TODAY, Tanzania joins the world to mark World Tourism Day (WTD), which is celebrated each year on September 27 since 1980.
This date was chosen in 1970, when the Statutes of the United Nations World Tourism Organisation (UNWTO) were adopted.
This year’s theme is “Tourism and Rural Development”, which fits well our very purpose as a country and nation.
It’s a day of profound significance due to the number of national parks, game reserves and protected areas and the fauna and flora – tourist attractions – and the World Heritage Sites (WHS) we should take more pride in.
WHS are places of importance to cultural or natural heritage as stipulated in the Unesco World Heritage Convention, established in 1972.
Tanzania ratified it (became a party to the Convention) on August 2, 1977, thus making its historical sites eligible for inclusion on the list. To date, according to Unesco, Tanzania has seven Unesco World Heritage Sites.
They are Kondoa Rock-Art Sites, Ruins of Kilwa Kisiwani and Ruins of Songo Mnara and Stone Town of Zanzibar. Others are Kilimanjaro National Park, Selous Game Reserve, Serengeti National Park and Ngorongoro Conservation Area.
There are also five sites on the tentative list – that is an inventory of those properties Tanzania (as a States Party) intends to consider for nomination.
These are Oldonyo Murwak, Gombe National Park, Jozani- Chwaka Bay Conservation Area, Eastern Arc Mountains Forests of Tanzania and the Central Slave and Ivory Trade Route.
So, we have reasons to be proud of WTD as stakeholders who are marketing tourist attractions in various ways, including using Tanzanian embassies in various parts of the world.
Given the number of tourist attractions we have and others which are yet to be unveiled, we are in a better position to command not only regional, but also world recognition.
The purpose of WTD is to raise public awareness on the role of tourism within the international community and to demonstrate how it affects social, cultural, political and economic values worldwide.
At local level, it means to market our sector of tourism and the tourist attractions we have to the world so that we continue attracting visitors to come to our country and see what we have and at the same time earn foreign currency and boost the economy. It will also attract investors in various sectors of the economy.
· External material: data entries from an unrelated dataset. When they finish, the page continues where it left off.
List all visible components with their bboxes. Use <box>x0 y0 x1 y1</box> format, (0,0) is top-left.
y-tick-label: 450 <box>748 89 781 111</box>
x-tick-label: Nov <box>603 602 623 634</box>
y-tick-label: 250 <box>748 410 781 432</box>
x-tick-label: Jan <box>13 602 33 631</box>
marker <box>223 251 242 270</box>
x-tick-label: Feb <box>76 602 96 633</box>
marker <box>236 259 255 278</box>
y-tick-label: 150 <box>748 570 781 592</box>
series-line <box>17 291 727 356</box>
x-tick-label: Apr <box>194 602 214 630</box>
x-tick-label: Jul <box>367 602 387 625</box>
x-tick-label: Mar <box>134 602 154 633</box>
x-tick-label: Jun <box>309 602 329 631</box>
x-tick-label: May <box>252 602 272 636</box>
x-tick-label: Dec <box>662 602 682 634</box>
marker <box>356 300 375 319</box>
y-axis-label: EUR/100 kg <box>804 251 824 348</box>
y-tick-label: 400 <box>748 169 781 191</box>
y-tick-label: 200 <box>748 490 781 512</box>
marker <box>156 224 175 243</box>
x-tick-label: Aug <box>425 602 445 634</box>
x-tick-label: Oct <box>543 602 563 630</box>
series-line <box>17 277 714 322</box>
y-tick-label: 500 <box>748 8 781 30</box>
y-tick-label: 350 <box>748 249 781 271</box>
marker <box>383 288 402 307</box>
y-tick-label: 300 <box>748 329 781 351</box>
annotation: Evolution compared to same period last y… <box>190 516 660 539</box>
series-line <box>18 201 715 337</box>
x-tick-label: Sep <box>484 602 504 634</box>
Although the coronavirus pandemic has claimed thousands of lives and devastated both developed and developing economies across the world, since June this year President John Magufuli assured visitors that Tanzania was safe from the coronavirus pandemic and that socioeconomic activities must resume and since then the country has been receiving tourists from various countries across the world and local, regional and international flights have resumed.
So, as we mark WTD, let us keep in mind that we have the duty to promote tourism and rural development. In this way, we will share with the world the natural heritage we have and cherish.